Begitu juga dengan hasil kayu produksi yang kami keluarkan semua itu harus dilengkapi izin barcode dari kementerian kehutanan secara online dan ditempel disetiap ujung kayu yang akan dikirim kepabrik..jadi tidak sembarangan harus lengkap semua ujar Tambunan.
Terkait tuntutan CSR, Tambunan menolak poin tuntutan yang menyebut CSR hanya untuk "pomparan Sionom Hudon". “Itu terkesan diskriminatif. CSR itu untuk semua masyarakat Manduamas,” tegasnya.
Tambunan menyatakan berkas tuntutan yang berjumlah 6 poin akan disampaikan ke pimpinan pusat di Medan dan meminta waktu 14 hari kerja untuk memberikan tanggapan resmi..
Menjelang penutupan, suasana sempat memanas ketika perwakilan Sionom Hudon dari Parlilitan, Saut Tumanggor, mempertanyakan keabsahan kepengurusan Sionom Hudon Siambaton Napa.
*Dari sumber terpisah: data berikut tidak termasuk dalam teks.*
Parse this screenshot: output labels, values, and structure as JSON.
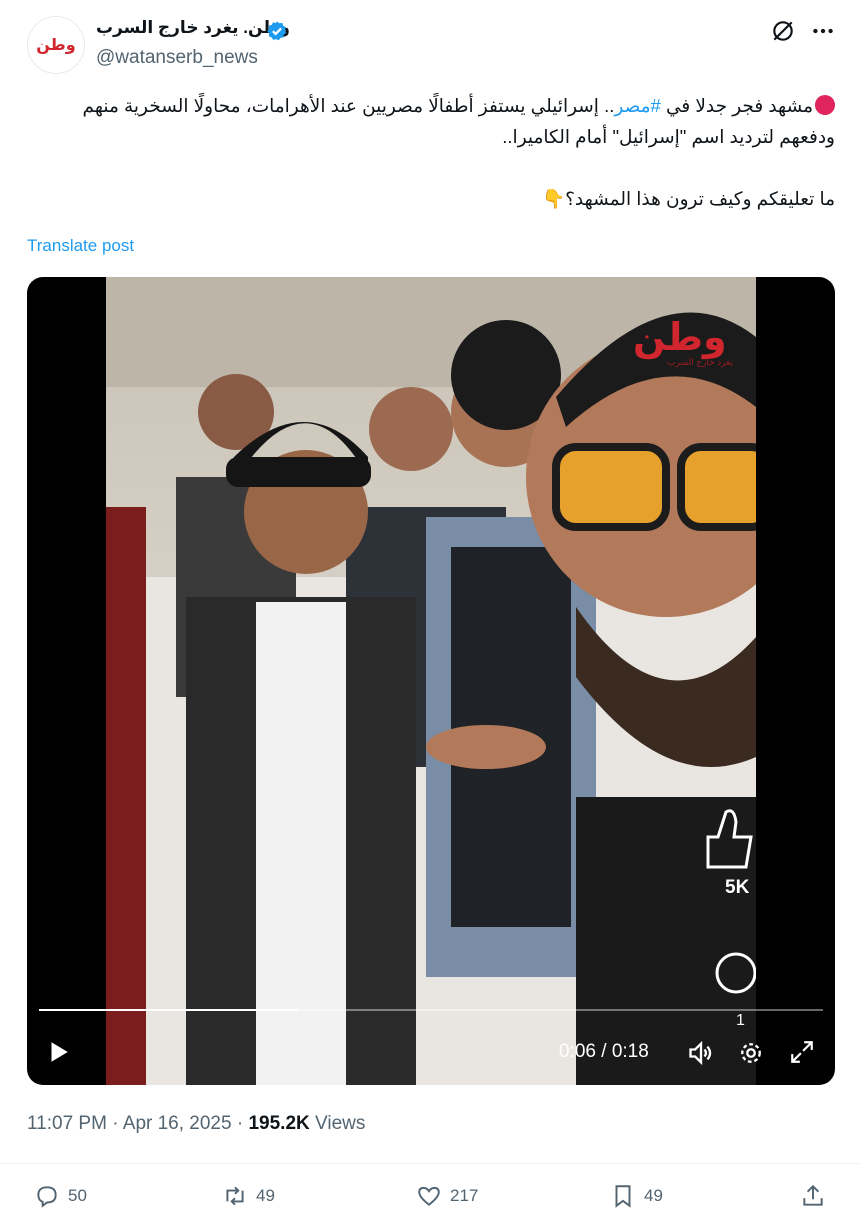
{
  "author": {
    "avatar_text": "وطن",
    "display_name": "وطن. يغرد خارج السرب",
    "handle": "@watanserb_news"
  },
  "tweet": {
    "line1_pre": "مشهد فجر جدلا في ",
    "hashtag": "#مصر",
    "line1_post": ".. إسرائيلي يستفز أطفالًا مصريين عند الأهرامات، محاولًا السخرية منهم ودفعهم لترديد اسم \"إسرائيل\" أمام الكاميرا..",
    "line2": "ما تعليقكم وكيف ترون هذا المشهد؟",
    "emoji": "👇",
    "translate_label": "Translate post"
  },
  "video": {
    "watermark": "وطن",
    "watermark_sub": "يغرد خارج السرب",
    "likes_overlay": "5K",
    "comments_overlay": "1",
    "time_display": "0:06 / 0:18",
    "progress": 0.33
  },
  "meta": {
    "time": "11:07 PM",
    "date": "Apr 16, 2025",
    "views_count": "195.2K",
    "views_label": "Views"
  },
  "actions": {
    "replies": "50",
    "reposts": "49",
    "likes": "217",
    "bookmarks": "49"
  },
  "colors": {
    "accent": "#1d9bf0",
    "brand_red": "#d1262e",
    "muted": "#536471"
  }
}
Pernyataan ini memicu reaksi keras dari warga yang merasa dihina, namun situasi berhasil dikendalikan oleh panitia.
Rapat kemudian ditutup dengan pengesahan notulen oleh Camat Manduamas Lisnawaty Lumban Tobing. Ia mengajak semua pihak untuk memperjelas tuntutan agar mediasi tidak berlarut-larut dan menghasilkan solusi yang konkret dan konstruktif.